Several recent studies suggest that low vitamin D status at birth is associated with increased risk for childhood wheezing illness. Camargo et al.11 found an inverse relation of cord blood 25(OH)D to wheezing by age 15 months, 3 years and 5 years in a New Zealand birth cohort. Earlier studies are consistent with these 25(OH)D findings by showing that maternal vitamin D intake in pregnancy, through either foods or supplementation, is inversely related to wheeze2, 4 or recurrent wheeze1 in young children. In addition, recent studies have shown associations between vitamin D deficiency and asthma severity.6, 23 Given this body of research and the strong association between wheezing illness and IgE levels,24, 25 we were not surprised to find that low levels of 25(OH)D at birth were associated with elevated total and inhalant specific IgE.
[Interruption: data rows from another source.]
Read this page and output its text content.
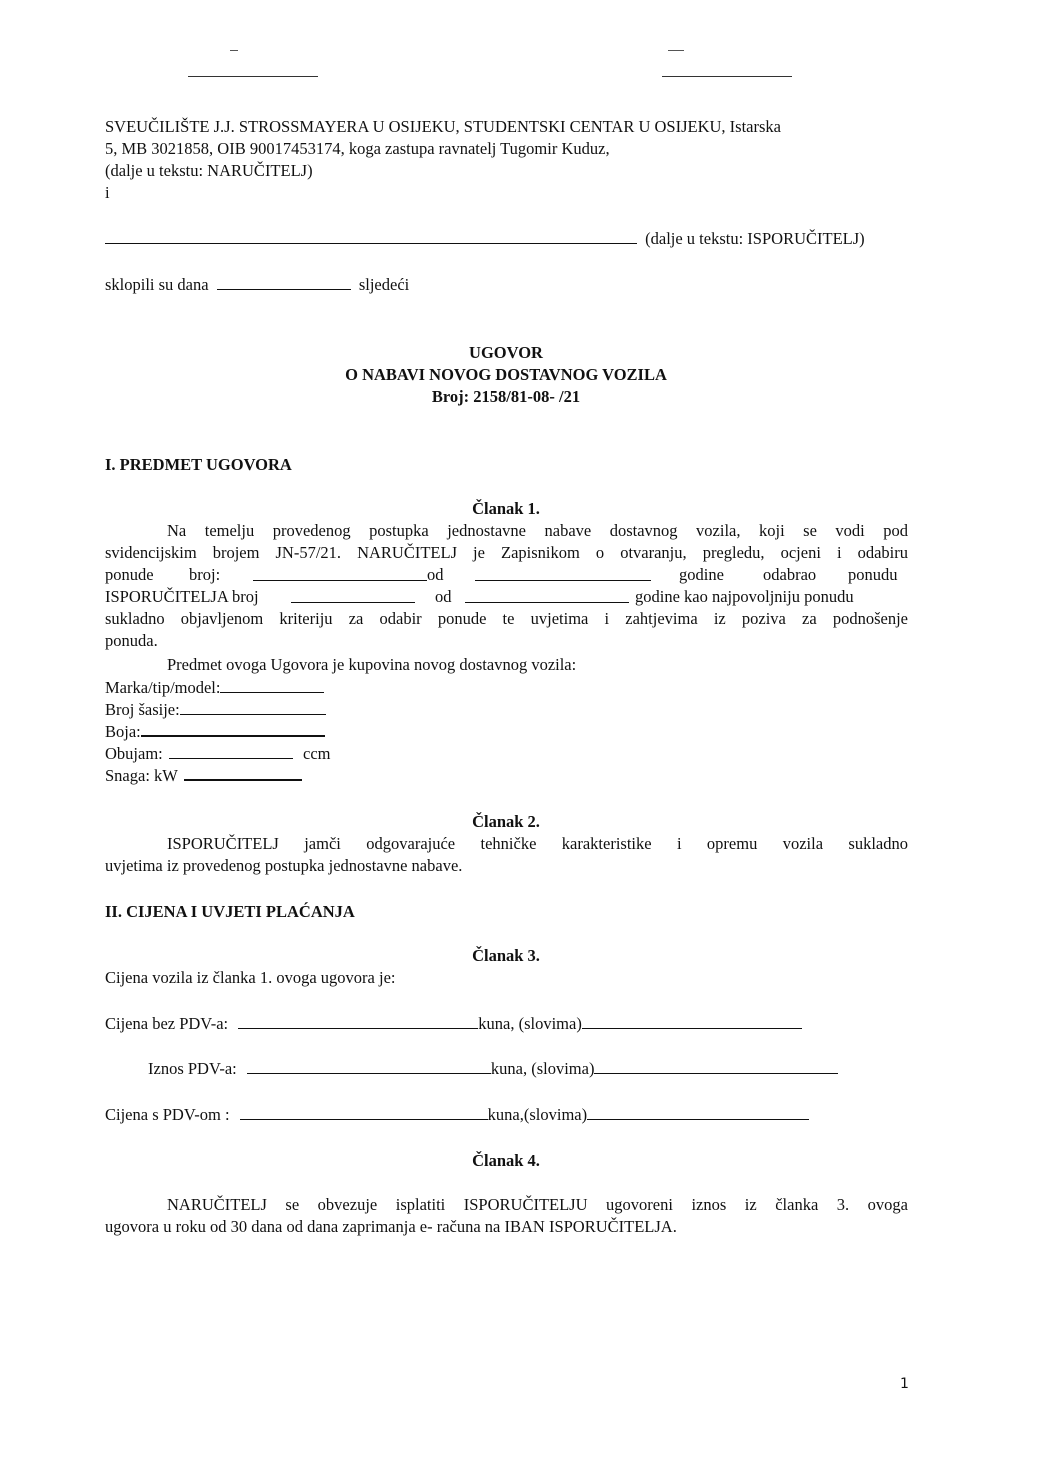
SVEUČILIŠTE J.J. STROSSMAYERA U OSIJEKU, STUDENTSKI CENTAR U OSIJEKU, Istarska
5, MB 3021858, OIB 90017453174, koga zastupa ravnatelj Tugomir Kuduz,
(dalje u tekstu: NARUČITELJ)
i
(dalje u tekstu: ISPORUČITELJ)
sklopili su dana	sljedeći
UGOVOR
O NABAVI NOVOG DOSTAVNOG VOZILA
Broj: 2158/81-08- /21
I. PREDMET UGOVORA
Članak 1.
Na temelju provedenog postupka jednostavne nabave dostavnog vozila, koji se vodi pod
svidencijskim brojem JN-57/21. NARUČITELJ je Zapisnikom o otvaranju, pregledu, ocjeni i odabiru
ponude broj:	od	godine odabrao ponudu
ISPORUČITELJA broj	od	godine kao najpovoljniju ponudu
sukladno objavljenom kriteriju za odabir ponude te uvjetima i zahtjevima iz poziva za podnošenje
ponuda.
Predmet ovoga Ugovora je kupovina novog dostavnog vozila:
Marka/tip/model:
Broj šasije:
Boja:
Obujam:	ccm
Snaga: kW
Članak 2.
ISPORUČITELJ jamči odgovarajuće tehničke karakteristike i opremu vozila sukladno
uvjetima iz provedenog postupka jednostavne nabave.
II. CIJENA I UVJETI PLAĆANJA
Članak 3.
Cijena vozila iz članka 1. ovoga ugovora je:
Cijena bez PDV-a:	kuna, (slovima)
Iznos PDV-a:	kuna, (slovima)
Cijena s PDV-om :	kuna,(slovima)
Članak 4.
NARUČITELJ se obvezuje isplatiti ISPORUČITELJU ugovoreni iznos iz članka 3. ovoga
ugovora u roku od 30 dana od dana zaprimanja e- računa na IBAN ISPORUČITELJA.
1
We also found, however, that high levels of 25(OH)D at birth appear to convey risk for elevated markers of atopy, specifically increased total IgE, inhalant specific IgE, and positive skin test response prevalence at age 5 years. Other investigations have similarly suggested that vitamin D supplementation may be associated with increased risk for atopy, variously defined, and actual allergic diseases. In a historical cohort study, Hypponen et al. found that supplementation with high daily doses (≥2000 IU/d) of vitamin D in the first year of life was associated with increased SPT response and allergic rhinitis in more than 5000 subjects at age 31.15 Two small prospective studies showed 1) that vitamin D intake during infancy was positively associated with atopic dermatitis with and without asthma or rhinitis symptoms at age six;13 and 2) that maternal serum levels of 25(OH)D were positively associated with childhood eczema and asthma.14 A much larger prospective study found that supplementation during infancy with vitamins A and D was associated with increased risk of asthma and allergic sensitization at 4 years of age.16 Finally, a large cross-sectional study in over 7000 adults showed that both low and high serum 25(OH)D levels were associated with increased total IgE,26 a finding similar to that which we found in this longitudinal study of children. This evidence of a nonlinear relation with atopy suggests that it will be important to disentangle relations with immune system markers of atopy from those associated with actual allergic diseases to explicate the complex health effects of vitamin D.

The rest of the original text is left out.